Ferguson set out to find physical evidence of Bodhidharma in modern China, and to learn more about the politics of Buddhism in ancient times. He recorded his discoveries in Tracking Bodhidharma, an enjoyable, if slightly frustrating, journey through the history of Chinese Zen. Through historical records, reconstruction of events, physical clues, and interviews with Buddhist clergy and laypeople, Ferguson re-creates the circumstances surrounding Bodhidharma’s life.

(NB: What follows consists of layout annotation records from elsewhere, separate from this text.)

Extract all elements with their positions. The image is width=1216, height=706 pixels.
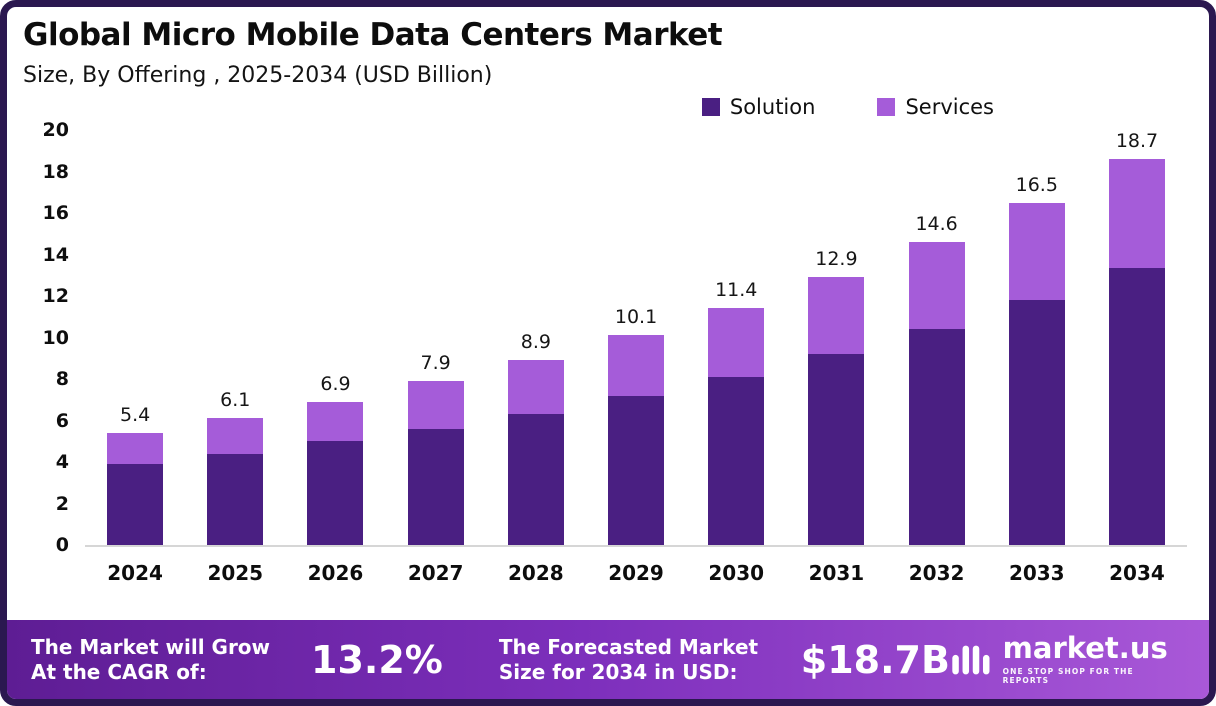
footer-banner: The Market will Grow At the CAGR of: 13.…	[7, 620, 1209, 699]
bar-total-label: 8.9	[520, 331, 551, 354]
x-axis-label: 2034	[1109, 561, 1165, 585]
services-bar-segment[interactable]	[1008, 202, 1065, 301]
brand-tagline: ONE STOP SHOP FOR THE REPORTS	[1002, 667, 1134, 685]
bar-column: 5.4 2024	[85, 130, 185, 585]
bar-total-label: 6.9	[320, 372, 351, 395]
solution-bar-segment[interactable]	[407, 428, 464, 545]
bar-column: 6.1 2025	[185, 130, 285, 585]
cagr-label: The Market will Grow At the CAGR of:	[31, 634, 271, 684]
chart-header: Global Micro Mobile Data Centers Market …	[23, 17, 723, 88]
solution-swatch-icon	[701, 98, 720, 116]
bar-column: 12.9 2031	[786, 130, 886, 585]
bar-total-label: 14.6	[915, 213, 958, 236]
bar-total-label: 5.4	[119, 403, 151, 426]
solution-bar-segment[interactable]	[608, 395, 665, 545]
bar-total-label: 7.9	[420, 352, 451, 375]
x-axis-label: 2031	[808, 561, 865, 585]
x-axis-label: 2033	[1008, 561, 1065, 585]
bar-column: 14.6 2032	[887, 130, 987, 585]
services-swatch-icon	[877, 98, 896, 116]
x-axis-label: 2030	[708, 561, 765, 585]
forecast-value: $18.7B	[800, 637, 950, 682]
forecast-label: The Forecasted Market Size for 2034 in U…	[498, 634, 759, 684]
bar-column: 16.5 2033	[987, 130, 1087, 585]
solution-bar-segment[interactable]	[808, 354, 865, 545]
services-bar-segment[interactable]	[107, 432, 164, 465]
solution-bar-segment[interactable]	[1008, 300, 1065, 545]
chart-area: 20 18 16 14 12 10 8 6 4 2 0 5.4 2024 6.1 2025 6.9 2026 7…	[21, 119, 1187, 585]
services-bar-segment[interactable]	[407, 381, 464, 429]
bar-column: 8.9 2028	[486, 130, 586, 585]
legend-label-solution: Solution	[729, 95, 816, 119]
services-bar-segment[interactable]	[207, 418, 264, 454]
bar-column: 18.7 2034	[1087, 130, 1187, 585]
solution-bar-segment[interactable]	[107, 464, 164, 545]
brand-name: market.us	[1002, 631, 1168, 665]
services-bar-segment[interactable]	[808, 277, 865, 355]
brand-text: market.us ONE STOP SHOP FOR THE REPORTS	[1002, 631, 1171, 686]
solution-bar-segment[interactable]	[1108, 268, 1165, 545]
solution-bar-segment[interactable]	[207, 453, 264, 545]
solution-bar-segment[interactable]	[307, 441, 364, 545]
chart-legend: Solution Services	[701, 95, 994, 119]
x-axis-label: 2032	[908, 561, 965, 585]
legend-label-services: Services	[905, 95, 994, 119]
x-axis-label: 2028	[508, 561, 564, 585]
bar-column: 11.4 2030	[686, 130, 786, 585]
legend-item-services[interactable]: Services	[877, 95, 994, 119]
bar-total-label: 12.9	[815, 248, 858, 271]
services-bar-segment[interactable]	[507, 360, 564, 415]
bar-total-label: 10.1	[614, 306, 658, 329]
x-axis-label: 2025	[207, 561, 264, 585]
x-axis-label: 2024	[107, 561, 163, 585]
y-axis: 20 18 16 14 12 10 8 6 4 2 0	[42, 119, 69, 556]
chart-subtitle: Size, By Offering , 2025-2034 (USD Billi…	[23, 63, 493, 88]
solution-bar-segment[interactable]	[908, 329, 965, 545]
page-title: Global Micro Mobile Data Centers Market	[23, 17, 723, 53]
marketus-icon	[952, 645, 990, 674]
services-bar-segment[interactable]	[608, 335, 665, 396]
solution-bar-segment[interactable]	[507, 414, 564, 545]
bar-total-label: 18.7	[1115, 130, 1159, 152]
legend-item-solution[interactable]: Solution	[701, 95, 816, 119]
plot-area: 5.4 2024 6.1 2025 6.9 2026 7.9 2027 8.9 2028 10.1 2…	[85, 130, 1187, 585]
services-bar-segment[interactable]	[1108, 159, 1165, 269]
bar-column: 10.1 2029	[586, 130, 686, 585]
x-axis-label: 2026	[307, 561, 364, 585]
services-bar-segment[interactable]	[307, 401, 364, 442]
bar-column: 7.9 2027	[386, 130, 486, 585]
bar-total-label: 11.4	[715, 279, 758, 302]
x-axis-label: 2029	[608, 561, 664, 585]
bar-total-label: 16.5	[1015, 173, 1058, 196]
brand-logo[interactable]: market.us ONE STOP SHOP FOR THE REPORTS	[950, 634, 1171, 685]
bar-column: 6.9 2026	[285, 130, 385, 585]
solution-bar-segment[interactable]	[708, 376, 765, 545]
x-axis-label: 2027	[407, 561, 464, 585]
services-bar-segment[interactable]	[708, 308, 765, 377]
services-bar-segment[interactable]	[908, 242, 965, 330]
bar-total-label: 6.1	[220, 389, 251, 412]
cagr-value: 13.2%	[311, 637, 443, 682]
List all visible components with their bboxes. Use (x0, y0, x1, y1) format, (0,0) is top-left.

Tracking Bodhidharma: A Journey to the Heart of Chinese Culture by Andy Ferguson. photo: Counterpoint Press

The Zen monk became an early proponent of the separation of church and state, Ferguson explains.  Despite his proximity to royalty, Bodhidharma refused to serve the courts, arguing that monks should remain independent. The seeds of emperor worship in 20th-century Japan, Ferguson says, began in Bodhidharma’s era. The teacher’s resistance to the imperial cult made him an important opposition figure for future generations.

Ferguson has written a primer on Bodhidharma, but also on Chinese Zen and its lingering effects on Chinese society.  Using clear, clean prose, he explains the tenets of Zen and how they have changed over time.  Ferguson spends some time on religious practice, but he’s more interested in its real-life applications.  At one point he visits modern Nanjing (former ancient capital of Southern Liang Dynasty), walking the blocks where the Bodhisattva Emperor Wu’s palace once stood.  He goes into a coffee shop and asks the barista if she knows that the shop is built over a palace; the girl is shocked. Ferguson returns to these types of concrete anecdotes, grounding history and religion into the modern world.

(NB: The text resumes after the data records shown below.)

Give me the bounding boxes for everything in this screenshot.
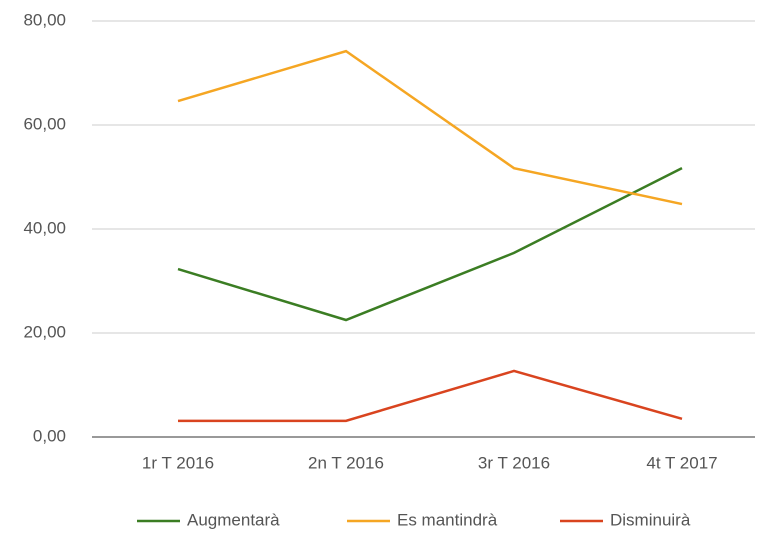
y-tick-label: 40,00 xyxy=(23,218,66,237)
x-tick-label: 4t T 2017 xyxy=(646,453,717,472)
line-series xyxy=(177,167,683,322)
x-tick-label: 2n T 2016 xyxy=(308,453,384,472)
legend-label: Disminuirà xyxy=(610,510,691,529)
x-tick-label: 1r T 2016 xyxy=(142,453,214,472)
y-tick-label: 20,00 xyxy=(23,322,66,341)
legend-label: Augmentarà xyxy=(187,510,280,529)
y-tick-label: 0,00 xyxy=(33,426,66,445)
line-series xyxy=(177,49,683,206)
x-tick-label: 3r T 2016 xyxy=(478,453,550,472)
y-tick-label: 60,00 xyxy=(23,114,66,133)
line-series xyxy=(178,369,683,423)
legend-label: Es mantindrà xyxy=(397,510,498,529)
y-tick-label: 80,00 xyxy=(23,10,66,29)
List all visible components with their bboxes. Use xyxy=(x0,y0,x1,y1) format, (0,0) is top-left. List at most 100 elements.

Ferguson frames his story as a travelogue. He tours various temples, rivers, and cities that had some connection to Bodhidharma, searching for clues to the teacher’s historical existence. At times, the visits feel like temple-hopping, with each Dharma Hall bleeding into the next – especially because Ferguson rarely finds any evidence of Bodhidharma at the sites.  Most have been forgotten, paved over, or lost in centuries of development. In Tianchang, Ferguson searches for Bodhidharma’s True Victory Temple.  He finds only an unmarked well in the middle of the sidewalk, in front of an appliance store.  Ferguson’s frustrations show how much of China’s historical record has been lost, and is probably irrecoverable.

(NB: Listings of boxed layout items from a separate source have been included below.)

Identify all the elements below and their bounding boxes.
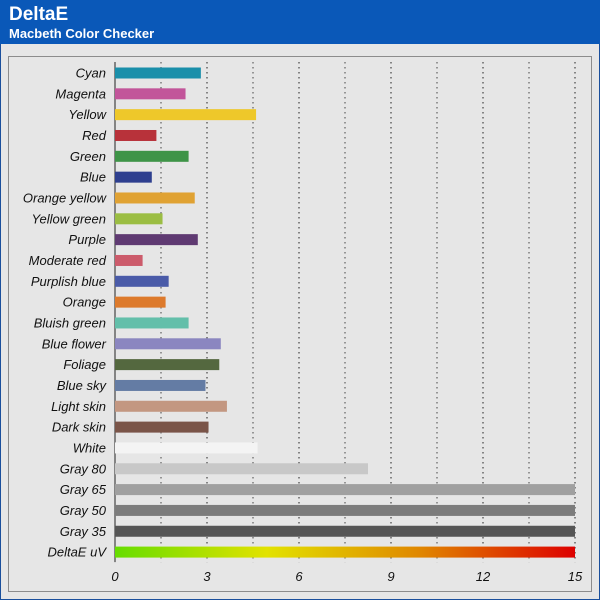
bar (115, 379, 206, 391)
x-tick-label: 12 (476, 569, 491, 584)
category-label: Dark skin (52, 420, 106, 435)
bar (115, 296, 166, 308)
chart-subtitle: Macbeth Color Checker (9, 26, 155, 41)
category-label: Blue sky (57, 378, 108, 393)
category-label: Cyan (76, 66, 106, 81)
category-label: Moderate red (29, 253, 107, 268)
x-tick-label: 0 (111, 569, 119, 584)
bar (115, 338, 221, 350)
grid-lines (114, 62, 576, 563)
bars-group (115, 67, 575, 558)
bar (115, 254, 143, 266)
bar (115, 359, 220, 371)
x-tick-label: 15 (568, 569, 583, 584)
category-label: Yellow green (32, 211, 106, 226)
bar (115, 109, 257, 121)
category-label: Purplish blue (31, 274, 106, 289)
bar (115, 171, 152, 183)
chart-title: DeltaE (9, 4, 69, 25)
category-label: Foliage (63, 357, 106, 372)
chart-header: DeltaE Macbeth Color Checker (0, 0, 600, 44)
bar (115, 150, 189, 162)
bar (115, 504, 575, 516)
category-label: Gray 50 (60, 503, 107, 518)
category-label: Green (70, 149, 106, 164)
category-label: Gray 35 (60, 524, 107, 539)
bar (115, 317, 189, 329)
category-label: Blue flower (42, 336, 107, 351)
category-label: Bluish green (34, 315, 106, 330)
x-tick-labels: 0 3 6 9 12 15 (111, 569, 583, 584)
category-label: Blue (80, 170, 106, 185)
x-tick-label: 6 (295, 569, 303, 584)
category-label: Light skin (51, 399, 106, 414)
bar (115, 442, 258, 454)
bar (115, 192, 195, 204)
x-tick-label: 3 (203, 569, 211, 584)
bar (115, 234, 198, 246)
category-label: Red (82, 128, 107, 143)
category-label: Purple (68, 232, 106, 247)
bar (115, 525, 575, 537)
category-labels: Cyan Magenta Yellow Red Green Blue Orange yell… (23, 66, 108, 560)
bar (115, 484, 575, 496)
bar (115, 129, 157, 141)
x-tick-label: 9 (387, 569, 394, 584)
bar (115, 400, 227, 412)
bar (115, 421, 209, 433)
bar (115, 275, 169, 287)
bar (115, 546, 575, 558)
plot-area (8, 56, 592, 592)
category-label: Orange (63, 295, 106, 310)
category-label: White (73, 440, 106, 455)
bar (115, 67, 201, 79)
category-label: Yellow (68, 107, 107, 122)
bar (115, 88, 186, 100)
category-label: Gray 80 (60, 461, 107, 476)
category-label: Magenta (55, 86, 106, 101)
category-label: DeltaE uV (47, 545, 107, 560)
category-label: Gray 65 (60, 482, 107, 497)
category-label: Orange yellow (23, 190, 108, 205)
bar (115, 213, 163, 225)
bar (115, 463, 368, 475)
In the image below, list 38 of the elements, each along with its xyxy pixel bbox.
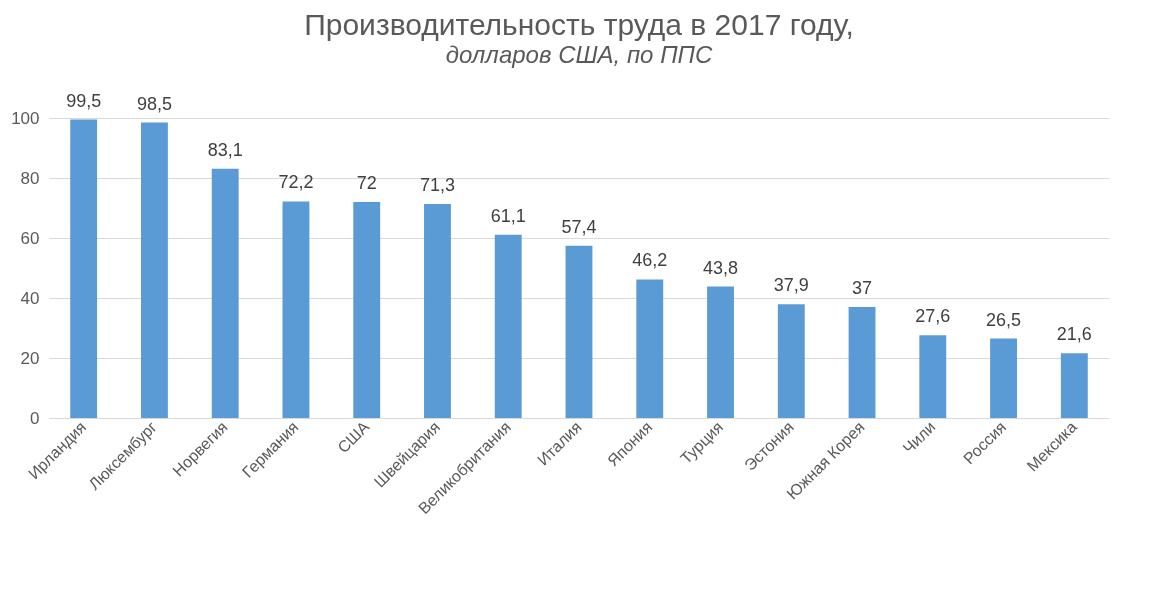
data-label: 37,9: [773, 275, 809, 296]
bar: [707, 286, 734, 418]
y-tick-label: 100: [11, 108, 40, 128]
bar: [282, 201, 310, 418]
data-label: 46,2: [632, 250, 668, 271]
bar: [1060, 353, 1088, 418]
bar: [919, 335, 947, 418]
data-label: 98,5: [136, 93, 172, 114]
y-tick-label: 40: [20, 288, 40, 308]
bar: [140, 122, 168, 418]
bar: [353, 202, 381, 418]
bar: [777, 304, 805, 418]
bar: [990, 338, 1018, 418]
chart-title: Производительность труда в 2017 году,: [304, 7, 854, 41]
data-label: 72: [356, 173, 377, 193]
data-label: 37: [852, 278, 873, 298]
bar: [565, 245, 593, 418]
y-tick-label: 80: [20, 168, 40, 188]
data-label: 61,1: [490, 205, 526, 226]
bar: [70, 119, 98, 418]
data-label: 27,6: [915, 306, 951, 327]
data-label: 57,4: [561, 216, 597, 237]
bar: [211, 168, 239, 418]
data-label: 99,5: [66, 90, 102, 111]
y-tick-label: 20: [20, 348, 40, 368]
data-label: 43,8: [703, 257, 739, 278]
data-label: 26,5: [986, 309, 1022, 330]
bar: [424, 204, 451, 418]
data-label: 72,2: [278, 172, 314, 193]
data-label: 21,6: [1056, 324, 1092, 345]
bar: [636, 279, 664, 418]
y-tick-label: 60: [20, 228, 40, 248]
data-label: 71,3: [419, 175, 455, 196]
data-label: 83,1: [207, 139, 243, 160]
y-tick-label: 0: [30, 408, 40, 428]
bar: [494, 234, 522, 418]
chart-subtitle: долларов США, по ППС: [445, 40, 713, 68]
bar: [848, 307, 876, 418]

At his best, Ferguson clearly and compellingly explains the history of Chinese Zen and its political ramifications.  The sections where he delves into history – the emperor’s court, the in-fighting between various Buddhist sects – are the book’s strongest.  He spends a long time on Emperor Wu, who ruled southern China from what is now Nanjing, in the 6th century.  Seeking to spread Buddhism and firmly establish his rule, Emperor Wu married Buddhist vows – formerly reserved for monks or “home-leavers” – with imperial power.  This process, later transferred to Korea and Japan, developed into the imperial cult that fueled the War in the Pacific centuries later, Ferguson argues.  In contrast, Bodhidharma and his followers resisted royal appropriation of monastic practices.  This marked a divide in the development of Zen as it spread throughout Asia.

The oddest thing about Tracking Bodhidharma is that its main character – Bodhidharma himself – remains elusive.  A fragment of a prince’s poem may show that Bodhidharma met Emperor Wu; then again, it may simply be a poem.  The lack of clues means that Ferguson must speculate on events.  While based in records, his hypotheses sometimes seem flimsy; Ferguson’s book could have benefitted from footnotes.  The historical Bodhidharma is always just up the path, just out of reach, buried in the rubble of history.

But the book still engages, because Ferguson’s preoccupation is not really Bodhidharma, after all, but the larger historical picture.  How can politics hijack religion to legitimize terrible acts?  How can an outwardly pacifist religion like Buddhism come to fuel nationalism and brutality?  Ferguson’s expertise and passion for history help to illuminate these dilemmas.  As a Buddhist himself, Ferguson grapples with his own practices, and questions Zen’s claims to pacifism.  His internal struggles animate the story, bringing us closer to Bodhidharma’s legacy in modern China – if not to Bodhidharma himself.